Friday, May 12, 2017

The Carpenter's Cursed Creature

The final freak-out story from the August 1952 issue of Web of Mystery #12, (and yep, another FULL ISSUE presentation here at THOIA, check the last 3 posts, as well as The Silver Bell of Doom already in the archive from way back 2008!) And OMG-- did I save the bat shittin' best yarn for last?! Let's take a vote on this crazy ass collection of Ace classics, shall we?













12 comments:

Brian Barnes said...

It wouldn't have been as insane with just a little editing, but that's one of the things that makes pre-code interesting and fun -- this stuff was meant to be done fast and not necessarily to last. Editing wasn't the biggest concern. Therefore you get all sorts of crazy, like almost murdering your assistant in one panel and now you are chums again in the second one; or somebody being strangled by being spun around!

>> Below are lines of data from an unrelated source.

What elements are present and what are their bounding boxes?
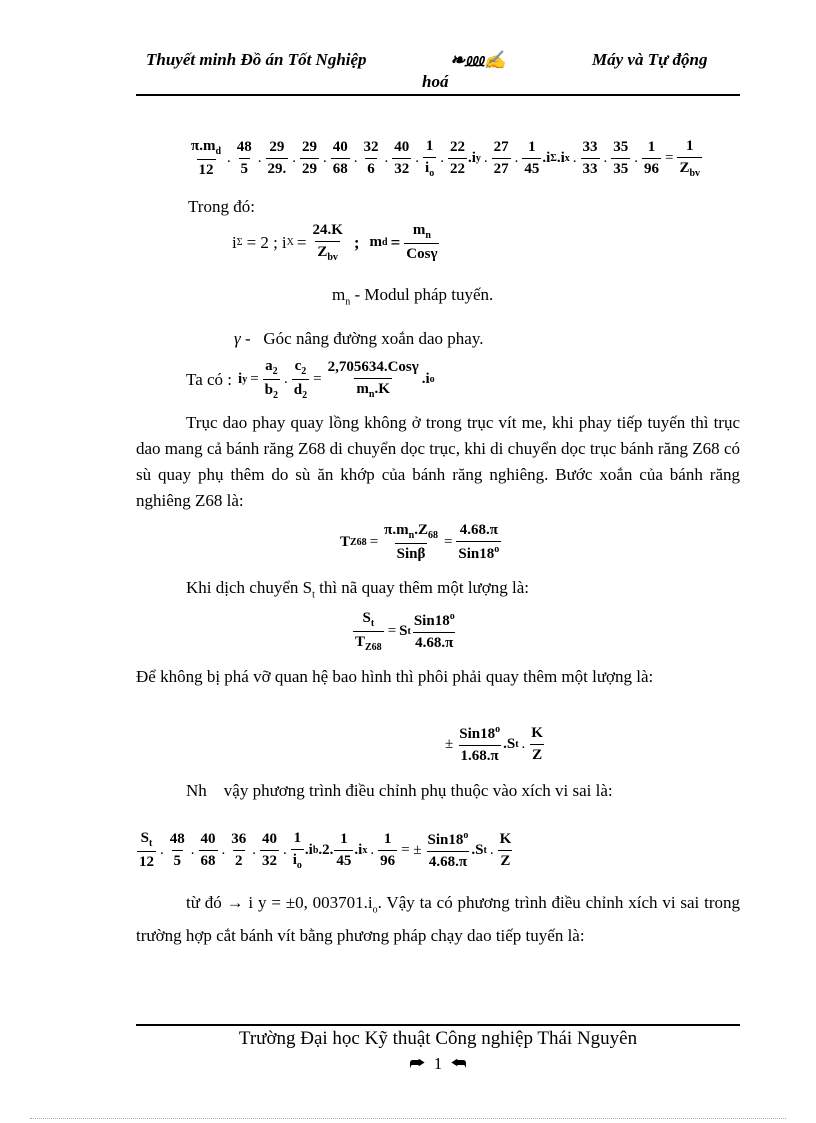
mn-description: $m_n$ - Modul pháp tuyến. <box>332 285 494 308</box>
header-right: Máy và Tự động <box>592 50 708 69</box>
footer-rule <box>136 1024 740 1026</box>
header-left: Thuyết minh Đồ án Tốt Nghiệp <box>146 50 367 69</box>
gamma-description: γ - Góc nâng đường xoắn dao phay. <box>234 329 484 348</box>
paragraph-dich-chuyen: Khi dịch chuyển $S_t$ thì nã quay thêm một lượng là: <box>186 578 530 601</box>
page-number: 1 <box>433 1054 443 1073</box>
formula-main: $\pi.m_d$ 12 . 48 5 . 29 29. . 29 29 . 40 68 . 32 6 . 40 32 . 1 $i_o$ . 22 22 .i y . 27 27 . 1 45 .i Σ .i x . 33 33 . 35 35 . $\frac{1}{96}$ = 1 $Z_{bv}$ <box>191 138 701 179</box>
paragraph-truc-dao: Trục dao phay quay lồng không ở trong trục vít me, khi phay tiếp tuyến thì trục dao mang cả bánh răng Z68 di chuyển dọc trục, khi di chuyển dọc trục bánh răng Z68 có sù quay phụ thêm do sù ăn khớp của bánh răng nghiêng. Bước xoắn của bánh răng nghiêng Z68 là: <box>136 413 740 510</box>
header-rule <box>136 94 740 96</box>
page-arrow-right-icon: ⮪ <box>450 1054 467 1073</box>
formula-iy: Ta có : i y = $\frac{a_2}{b_2}$ . $\frac{c_2}{d_2}$ = 2,705634.Cosγ $m_n.K$ .i o <box>186 358 435 401</box>
formula-pm: ± $Sin18^o$ 1.68.π .S t . K Z <box>445 724 543 764</box>
paragraph-tu-do: từ đó → i y = ±0, $003701.i_o$. Vậy ta có phương trình điều chỉnh xích vi sai trong trường hợp cắt bánh vít bằng phương pháp chạy dao tiếp tuyến là: <box>136 893 740 946</box>
header-wrap: hoá <box>422 72 449 91</box>
trong-do-label: Trong đó: <box>188 197 255 216</box>
formula-isigma-ix-md: i Σ = 2 ; i X = 24.K $Z_{bv}$ ; m d = $m_n$ Cosγ <box>232 222 438 263</box>
footer-page <box>136 1054 740 1074</box>
formula-differential: $S_t$ 12 . 48 5 . 40 68 . 36 2 . 40 32 . 1 $i_o$ .i b .2. 1 45 .i x . $\frac{1}{96}$ = ± $Sin18^o$ 4.68.π .S t . K Z <box>139 830 512 871</box>
formula-tz68: T Z68 = $\pi.m_n.Z_{68}$ Sinβ = 4.68.π Sin18$^o$ <box>340 522 500 562</box>
formula-st: $\frac{S_t}{T_{Z68}}$ = S t Sin18$^o$ 4.68.π <box>355 610 455 653</box>
page-arrow-left-icon: ⮫ <box>409 1054 426 1073</box>
footer-school: Trường Đại học Kỹ thuật Công nghiệp Thái Nguyên <box>238 1028 638 1049</box>
header-ornament-icon: ❧⅏✍ <box>450 50 507 70</box>
paragraph-bao-hinh: Để không bị phá vỡ quan hệ bao hình thì phôi phải quay thêm một lượng là: <box>136 667 654 686</box>
page-bottom-border <box>30 1118 786 1119</box>
paragraph-nh-vay: Nh vậy phương trình điều chỉnh phụ thuộc vào xích vi sai là: <box>186 781 613 800</box>
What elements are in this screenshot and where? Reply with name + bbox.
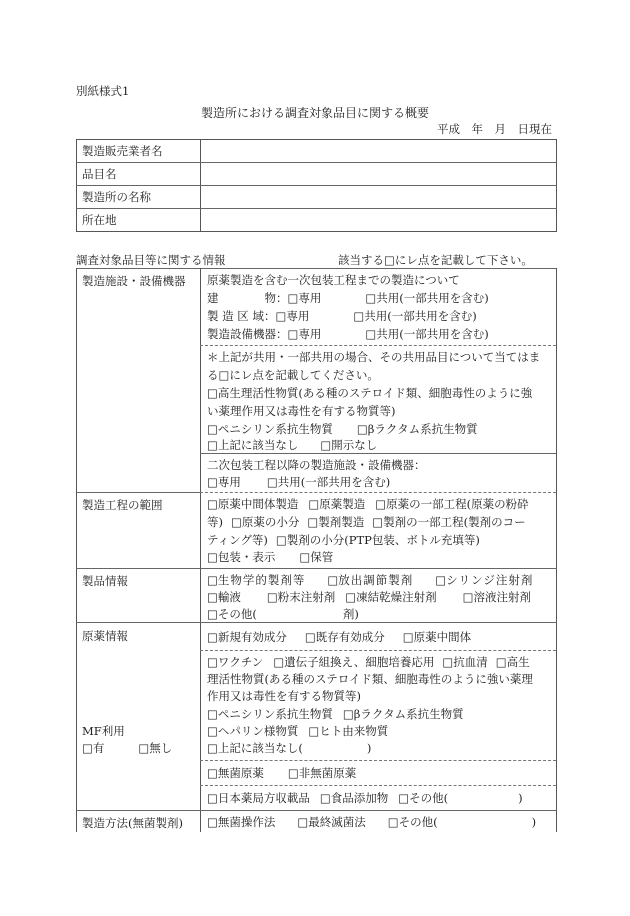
- shared-none: [207, 436, 377, 454]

My one complaint is the wooden monster. If a famous horror producer wanted a horrible monster, he could do a lot better than a low-rent Frankenstein's Monster with a spike on it's head! Give it a tail! Wings! Scales! Big Teeth! More heads! Come on, this guys movies must have been boring!

glowworm2 said...

I can't take that wooden monster seriously with that spike coming out of his head like a tv antenna!

Mr. Cavin said...

Wow. I really dig the character design and rendering on that weather vane monster (and how very poetic that part of a weather vane's vicious marauding includes pointing out Lon's little lies and vacillations between sanity and lunacy: "I am but mad north-northwest: when the wind is southerly I know a hawk from a handsaw"). But ultimately I don't know what the big deal was. For one thing, couldn't Lon have just whittled that creature on down to a bit prettier, and been done with it? And for that matter, a close police examination of the evidence (page four, panel seven) indicates that Montmorency committed suicide by strangling himself. How they gonna make that into a murder rap?

Morbid said...

Web of Mystery #12 is a very unique comic story-wise! An interesting wooden Golem/Frankenstein monster spin here for sure. The dream logic plotting of this one was a little bewildering, but I went with it. I was actually cheering the monster on when he confronted that little harlot who made both these guys miserable or dead while jumping back and forth between them.

I would have liked to have seen better rendering of the weather vane appendage on top of his head -- maybe made into a more distinctive and elaborate spike like one of those old Prussian officer helmets. There's something poetic and eerie about a monster who has a weather vane on top of his head showing which way the wind blows literally and figuratively story-wise, and it would have been cool to see that put to use in a panel somehow. As it is, it comes off like a phallic symbol on top of his head in many panels! And my mind kept wandering to thinking about this monster being a metaphor for Lon being impotent. Sure, maybe I'm reading too much into it, but he did create a giant substitute woody and made it come to life!

JMR777 said...

Following up on Brian Barnes comment, if you thought this wooden creature was bad, compare it to Tabanga from the movie "From Hell It Came" (which received the infamous insult from a movie critic "And to hell it can go!")

Morbid said...

I vote for The Footlight Furies just because it is the most fully realized of these tales. The others had enormous potential but fell short in execution.

You might put up a separate poll post?

Morbid said...

Damn! I just read THE SILVER BELL OF DOOM in your archives from this issue and it is a solid contender with THE FOOTLIGHT FURIES! Truly this is one of the great gems of pre-code horror comics! What a comic!

Guy Callaway said...

Though Lon looks like a living nightmare, you can't go wrong with a cravat.
I dunno, I kinda like the "horror monster" and his "Hey, Lon, we're both grotesque..let's be friends!".

Liz D-M said...

Vic really needed to work on his timing. When you and your boss are on a high roof, trying to put a big wooden statue in the right place, you don't just tell the boss, "Oh, by the way, I'm seeing your girlfriend."

Grant said...

At the top of Page 2, Lon looks like the Jake" actor from THE HUMAN MONSTER / DEAD EYES OF LONDON with Lugosi. It's a pretty famous piece of horror movie make-up, so maybe that's deliberate.

E. said...

Enjoying this issue! Thanks!

Guy Callaway said...

"If a famous horror producer wanted a horrible monster, he could do a lot better than a low-rent Frankenstein's Monster with a spike on it's head! Give it a tail! Wings! Scales! Big Teeth! More heads! Come on, this guys movies must have been boring!"

I reckon, Brian, he probably had a hand in 'The Giant Claw' (1957). The squawking, balding space-buzzard featured in that classic would appeal.